XC3000 non-recoverable lockup problem

I am looking at a design that was done several years back which uses several XC3000 devices. All devices are programmed with the same core from a computer on power up. What I am seeing is that once or twice a year, one of the devices will enter a non-recoverable mode. In this mode, the device appears to be in power down or reset. Once in this mode I am no longer able to program the device. Pulling the XC3000's reset low for 10us has no effect. The problem appears random. The only way to reprogram the part is to power down the IC. I have tried running tests where I just reprogram the device, over heat the device, change the supply voltages, etc. and can't reproduce the problem. When the Xilinx device is in this mode, it draws little power. It can be held in this mode for what appears an infinite amount of time and causes no damage to the device.

Was there some kind of an undocumented test mode built into the XC3000 that I may be seeing? Does anyone else ever remember seeing a problem like this?

Reply to
lecroy7200
Loading thread data ...

I haven't used the XC3000, only 95xx and Spartan. But, I'm assuming it has jtag or something to download the config. Is the download controlled by an onboard CPU, or is it a pin header that you plug a programming cable into? If it is a header, do you jumper the pins to prevent stray fields from producing clocks on the download pins?

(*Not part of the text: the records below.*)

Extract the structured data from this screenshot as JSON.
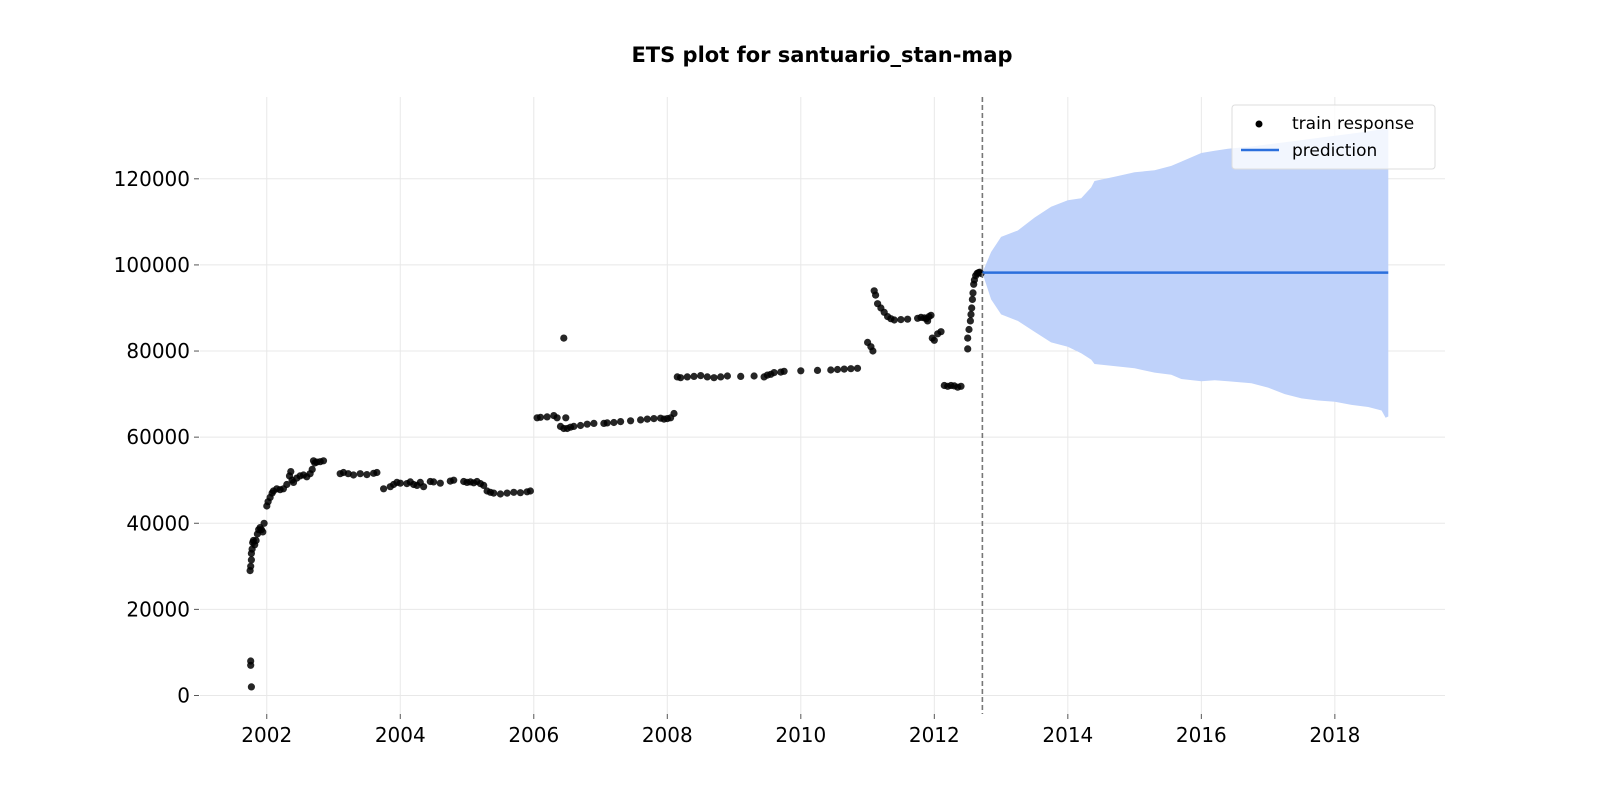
{
  "chart_data": {
    "type": "scatter",
    "title": "ETS plot for santuario_stan-map",
    "xlabel": "",
    "ylabel": "",
    "xlim": [
      2001.0,
      2019.65
    ],
    "ylim": [
      -4300,
      139000
    ],
    "xticks": [
      2002,
      2004,
      2006,
      2008,
      2010,
      2012,
      2014,
      2016,
      2018
    ],
    "xtick_labels": [
      "2002",
      "2004",
      "2006",
      "2008",
      "2010",
      "2012",
      "2014",
      "2016",
      "2018"
    ],
    "yticks": [
      0,
      20000,
      40000,
      60000,
      80000,
      100000,
      120000
    ],
    "ytick_labels": [
      "0",
      "20000",
      "40000",
      "60000",
      "80000",
      "100000",
      "120000"
    ],
    "grid": true,
    "legend_position": "top-right",
    "legend": [
      "train response",
      "prediction"
    ],
    "colors": {
      "train": "#000000",
      "prediction": "#2b6fdc",
      "band": "#bfd2fa",
      "cutoff": "#777777",
      "grid": "#e8e8e8"
    },
    "cutoff_x": 2012.72,
    "series": [
      {
        "name": "train response",
        "kind": "scatter",
        "x": [
          2001.75,
          2001.76,
          2001.77,
          2001.77,
          2001.78,
          2001.79,
          2001.8,
          2001.82,
          2001.84,
          2001.86,
          2001.88,
          2001.9,
          2001.92,
          2001.94,
          2001.96,
          2002.0,
          2002.02,
          2002.05,
          2002.08,
          2002.1,
          2002.15,
          2002.2,
          2002.25,
          2002.3,
          2002.34,
          2002.36,
          2002.38,
          2002.4,
          2002.45,
          2002.5,
          2002.55,
          2002.6,
          2002.65,
          2002.68,
          2002.7,
          2002.72,
          2002.75,
          2002.8,
          2002.85,
          2003.1,
          2003.15,
          2003.22,
          2003.3,
          2003.4,
          2003.5,
          2003.6,
          2003.65,
          2003.75,
          2003.85,
          2003.9,
          2003.95,
          2004.0,
          2004.1,
          2004.15,
          2004.2,
          2004.25,
          2004.3,
          2004.35,
          2004.45,
          2004.5,
          2004.6,
          2004.75,
          2004.8,
          2004.95,
          2005.0,
          2005.05,
          2005.1,
          2005.15,
          2005.2,
          2005.25,
          2005.3,
          2005.35,
          2005.4,
          2005.5,
          2005.6,
          2005.7,
          2005.8,
          2005.9,
          2005.95,
          2006.05,
          2006.1,
          2006.2,
          2006.3,
          2006.35,
          2006.4,
          2006.45,
          2006.48,
          2006.5,
          2006.55,
          2006.6,
          2006.7,
          2006.8,
          2006.9,
          2007.05,
          2007.1,
          2007.2,
          2007.3,
          2007.45,
          2007.6,
          2007.7,
          2007.8,
          2007.9,
          2007.95,
          2008.0,
          2008.05,
          2008.1,
          2008.15,
          2008.2,
          2008.3,
          2008.4,
          2008.5,
          2008.6,
          2008.7,
          2008.8,
          2008.9,
          2009.1,
          2009.3,
          2009.45,
          2009.5,
          2009.55,
          2009.6,
          2009.7,
          2009.75,
          2010.0,
          2010.25,
          2010.45,
          2010.55,
          2010.65,
          2010.75,
          2010.85,
          2011.0,
          2011.05,
          2011.08,
          2011.1,
          2011.12,
          2011.15,
          2011.2,
          2011.25,
          2011.3,
          2011.35,
          2011.4,
          2011.5,
          2011.6,
          2011.75,
          2011.8,
          2011.85,
          2011.88,
          2011.9,
          2011.92,
          2011.95,
          2011.97,
          2012.0,
          2012.05,
          2012.1,
          2012.15,
          2012.2,
          2012.25,
          2012.3,
          2012.35,
          2012.4,
          2012.5,
          2012.5,
          2012.52,
          2012.54,
          2012.55,
          2012.56,
          2012.57,
          2012.58,
          2012.59,
          2012.6,
          2012.62,
          2012.64,
          2012.66,
          2012.68,
          2012.7,
          2001.76,
          2001.76,
          2001.77,
          2006.45
        ],
        "y": [
          29000,
          30000,
          31500,
          33000,
          34000,
          35500,
          36000,
          35000,
          36000,
          37500,
          38500,
          39000,
          38500,
          38000,
          40000,
          44000,
          45000,
          46000,
          47000,
          47500,
          48000,
          47800,
          48000,
          49000,
          51000,
          52000,
          50000,
          49500,
          50500,
          51000,
          51200,
          50800,
          51500,
          52500,
          54500,
          54000,
          54200,
          54300,
          54500,
          51500,
          51800,
          51500,
          51200,
          51500,
          51300,
          51600,
          51800,
          48000,
          48500,
          49000,
          49500,
          49300,
          49200,
          49600,
          49000,
          48800,
          49500,
          48500,
          49700,
          49600,
          49300,
          49800,
          50000,
          49700,
          49500,
          49600,
          49400,
          49700,
          49200,
          48800,
          47500,
          47200,
          47000,
          46800,
          47000,
          47200,
          47100,
          47300,
          47500,
          64500,
          64600,
          64700,
          65000,
          64500,
          62500,
          62000,
          64500,
          62000,
          62300,
          62500,
          62700,
          63000,
          63200,
          63200,
          63300,
          63400,
          63600,
          63800,
          64000,
          64200,
          64300,
          64400,
          64200,
          64300,
          64500,
          65500,
          74000,
          73800,
          74000,
          74100,
          74300,
          74000,
          73800,
          74000,
          74200,
          74100,
          74200,
          74000,
          74400,
          74600,
          75000,
          75100,
          75300,
          75400,
          75500,
          75600,
          75700,
          75800,
          75900,
          76000,
          82000,
          81000,
          80000,
          94000,
          93000,
          91000,
          90000,
          89000,
          88000,
          87500,
          87200,
          87300,
          87400,
          87600,
          87800,
          87700,
          87500,
          87000,
          88000,
          88300,
          83000,
          82500,
          84000,
          84500,
          72000,
          71800,
          72000,
          71900,
          71600,
          71800,
          80500,
          83000,
          85000,
          87000,
          88500,
          90000,
          92000,
          93500,
          95500,
          96500,
          97500,
          98000,
          98200,
          98300,
          98000,
          7000,
          8000,
          2000,
          83000
        ]
      },
      {
        "name": "prediction",
        "kind": "line",
        "x": [
          2012.72,
          2018.8
        ],
        "y": [
          98200,
          98200
        ]
      },
      {
        "name": "prediction interval",
        "kind": "band",
        "x": [
          2012.72,
          2012.85,
          2013.0,
          2013.25,
          2013.5,
          2013.75,
          2014.0,
          2014.2,
          2014.35,
          2014.4,
          2014.7,
          2015.0,
          2015.3,
          2015.55,
          2015.7,
          2016.0,
          2016.2,
          2016.4,
          2016.75,
          2017.0,
          2017.25,
          2017.5,
          2017.75,
          2018.0,
          2018.25,
          2018.5,
          2018.7,
          2018.76,
          2018.8
        ],
        "lower": [
          98200,
          92000,
          88500,
          87000,
          84500,
          82000,
          81000,
          79500,
          78000,
          77000,
          76500,
          76000,
          75000,
          74500,
          73500,
          73000,
          73200,
          73000,
          72500,
          71500,
          70000,
          69000,
          68500,
          68200,
          67500,
          67000,
          66200,
          64500,
          64800
        ],
        "upper": [
          98200,
          103000,
          106500,
          108000,
          111000,
          113500,
          115000,
          115500,
          118000,
          119500,
          120500,
          121500,
          122000,
          123000,
          124000,
          126000,
          126500,
          127000,
          127500,
          128000,
          128500,
          129000,
          129500,
          130000,
          130500,
          131000,
          131500,
          131800,
          132000
        ]
      }
    ]
  }
}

Well, presumably, it isn't a classic CMOS latchup event, or it would either fry the device or overload the power supply on the whole board.

Jon

Reply to
Jon Elson

It's been a long long time...

I can't find the data sheet on their web page and my memory is (more than) a bit rusty...

I forget the details of how configuration works. I think reset is just a global reset of the FFs. It doesn't have anything (much?) to do with configuration.

I think there is a combined ~prog and done pin. It's pulled low (open drain) by the 3000 until it gets configured. Power up starts needing configutation. A high-to-low transition on ~prog asks for another configuration cycle. If your attempted configuration gets confused, there is no way to start over until you finish configuration since ~done is held low so you can't make it go high-to-low.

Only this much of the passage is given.